Confieso que he sentido un enorme enfado al ver las fotografías de los acusados de haber alterado los precios de la construcción del Palma Arena sucios tras dos noches en prisión, esposados y generosamente expuestos a las cámaras informativas como si de peligrosos asesinos se tratase.
Conste que no trato de exculpar ni minimizar unos presuntos delitos. Digo, simplemente, que esos inculpados, que todavía ni procesados, sino investigados, ni suponían riesgo de fuga, ni implican mayor peligrosidad, ni podrían repetir sus presuntos delitos, puesto que ya no ocupan los puestos públicos que entonces ocupaban.

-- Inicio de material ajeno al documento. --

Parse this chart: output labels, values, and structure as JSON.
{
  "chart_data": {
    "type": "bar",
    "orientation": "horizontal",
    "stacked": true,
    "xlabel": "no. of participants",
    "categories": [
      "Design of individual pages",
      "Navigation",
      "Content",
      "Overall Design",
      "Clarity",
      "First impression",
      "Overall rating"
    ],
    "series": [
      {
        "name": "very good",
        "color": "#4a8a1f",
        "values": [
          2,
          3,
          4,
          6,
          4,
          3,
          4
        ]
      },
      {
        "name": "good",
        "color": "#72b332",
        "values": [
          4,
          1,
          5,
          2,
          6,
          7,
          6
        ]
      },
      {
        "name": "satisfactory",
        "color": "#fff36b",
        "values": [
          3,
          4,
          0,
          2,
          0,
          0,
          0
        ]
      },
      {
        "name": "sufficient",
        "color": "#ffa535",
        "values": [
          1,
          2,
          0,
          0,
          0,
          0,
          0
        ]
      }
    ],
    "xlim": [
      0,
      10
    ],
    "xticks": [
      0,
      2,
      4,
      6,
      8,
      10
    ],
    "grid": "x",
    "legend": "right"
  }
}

¿A qué, entonces, conducirlos a declarar esposados, a pie, víctimas del lógico afán de los reporteros? Lo voy a decir claramente, y sé que a algunos no les va a gustar: estamos asistiendo a demasiados casos de extralimitación en los procedimientos judiciales, fiscales y policiales, y conste que no hablo, ahora, solamente de las esposas de la vergüenza, sino también del momento en el que ha reaparecido el caso, coincidiendo con la explosión de las acusaciones acerca de escuchas ilegales a dirigentes del PP.
Lo que no está claro, decía mi abuelo, es que tiene algo de oscuro. Para mí, sigue sin estar clara la conveniencia de exponer a los arrestados a la infamia pública. Y me sigue pareciendo al menos indignante que ningún poder del Estado, incluso autonómico o local, se haya tomado la molestia de salir a explicar por qué esas personas fueron peor tratadas que los peores delincuentes, siendo así que gentes acusadas de delitos mucho más graves pueden acceder a los juzgados desde los sótanos o el garaje, garantizándose la intimidad de su imagen, como pretende el más básico de los garantismos y el más genérico de los códigos de derechos humanos. Y, si así no se considera oficialmente, que nos lo digan, para saber a qué atenernos.